Over at ESPN, Wallace Matthews and Andrew Marchand take a look at the Yankees’ weakness for drafting and developing talent.
[Photo Credit: Edward Linsmier for The New York Times]
How much of this is a result of poor draft choices, and how much a result of poor draft slot (because of on-field success) in the last 20 years. I believe that after the top 10 or so picks, the rest are pretty much a toss-up in terms of predictability (although I assume other faithful readers to BB will have a better statistical breakdown).

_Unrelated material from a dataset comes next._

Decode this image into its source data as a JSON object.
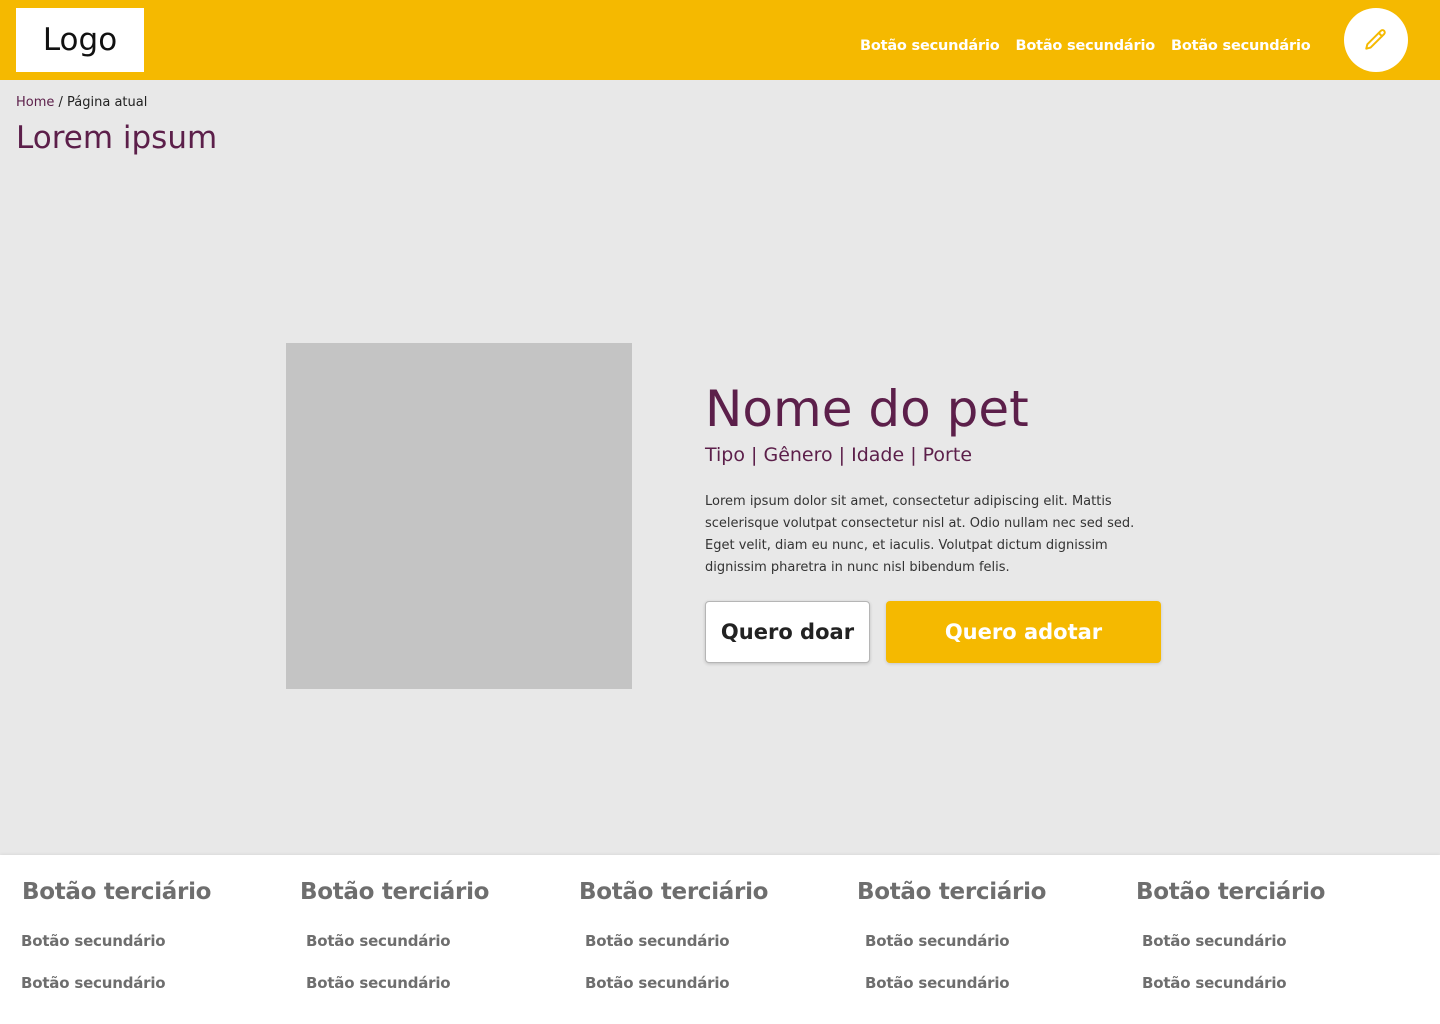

I believe (again, without looking it up), that the Yankee's farm system in the 50's was not more superior (it provided more starters, but that was pre-expansion and the spreading of the talent gene pool). I definitely recall that the joke was that the Kansas City A's would develop players and trade them to the Yanks, and we called KC the Yankee farm team.
 From the article:
The way Cashman sees it, the Yankees' failure to improve themselves significantly through the draft over the past decade is a combination of many factors: bad luck, happenstance, and the inexactitude of a science that requires one to look at a high school or a college kid and see the major league ballplayer within.

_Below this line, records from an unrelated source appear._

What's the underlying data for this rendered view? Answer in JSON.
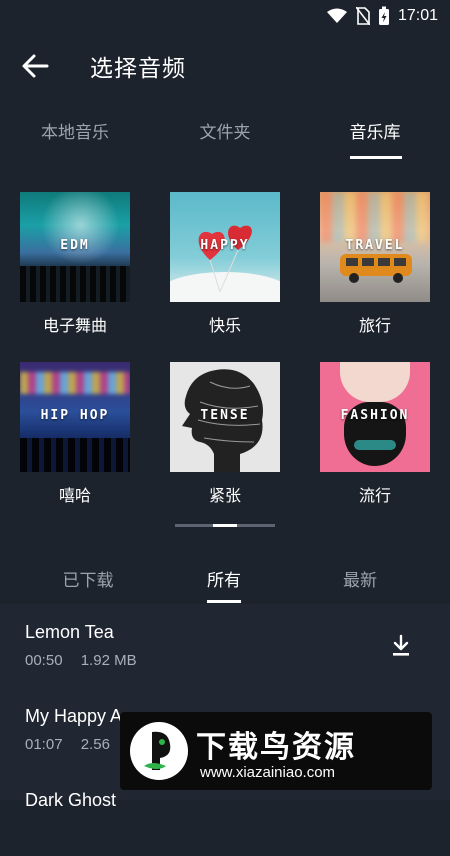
{
  "status_bar": {
    "time": "17:01",
    "icons": [
      "wifi-icon",
      "no-sim-icon",
      "battery-charging-icon"
    ]
  },
  "header": {
    "title": "选择音频",
    "back_icon": "arrow-left-icon"
  },
  "main_tabs": [
    {
      "label": "本地音乐",
      "active": false
    },
    {
      "label": "文件夹",
      "active": false
    },
    {
      "label": "音乐库",
      "active": true
    }
  ],
  "categories": [
    {
      "tag": "EDM",
      "label": "电子舞曲"
    },
    {
      "tag": "HAPPY",
      "label": "快乐"
    },
    {
      "tag": "TRAVEL",
      "label": "旅行"
    },
    {
      "tag": "HIP HOP",
      "label": "嘻哈"
    },
    {
      "tag": "TENSE",
      "label": "紧张"
    },
    {
      "tag": "FASHION",
      "label": "流行"
    }
  ],
  "sub_tabs": [
    {
      "label": "已下载",
      "active": false
    },
    {
      "label": "所有",
      "active": true
    },
    {
      "label": "最新",
      "active": false
    }
  ],
  "songs": [
    {
      "title": "Lemon Tea",
      "duration": "00:50",
      "size": "1.92 MB"
    },
    {
      "title": "My Happy A",
      "duration": "01:07",
      "size": "2.56"
    },
    {
      "title": "Dark Ghost",
      "duration": "",
      "size": ""
    }
  ],
  "watermark": {
    "title": "下载鸟资源",
    "url": "www.xiazainiao.com"
  },
  "colors": {
    "background": "#1d232d",
    "list_background": "#202733",
    "inactive_text": "#9aa3ae"
  }
}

Wow. Done in by bad luck *and* happenstance!
I think happenstance here refers to how Curtis Granderson happened to be injured twice in the same region while standing in the batter's box.
But it could also be another term for the Yanks' penchant for pinch-stand theres, busted hit-and-run plays and not-always pastadiving when balls get through the infield.
 Yes, the killer one-two punch. That's what comes of our seemingly innate desire to list things in three rather than two or four.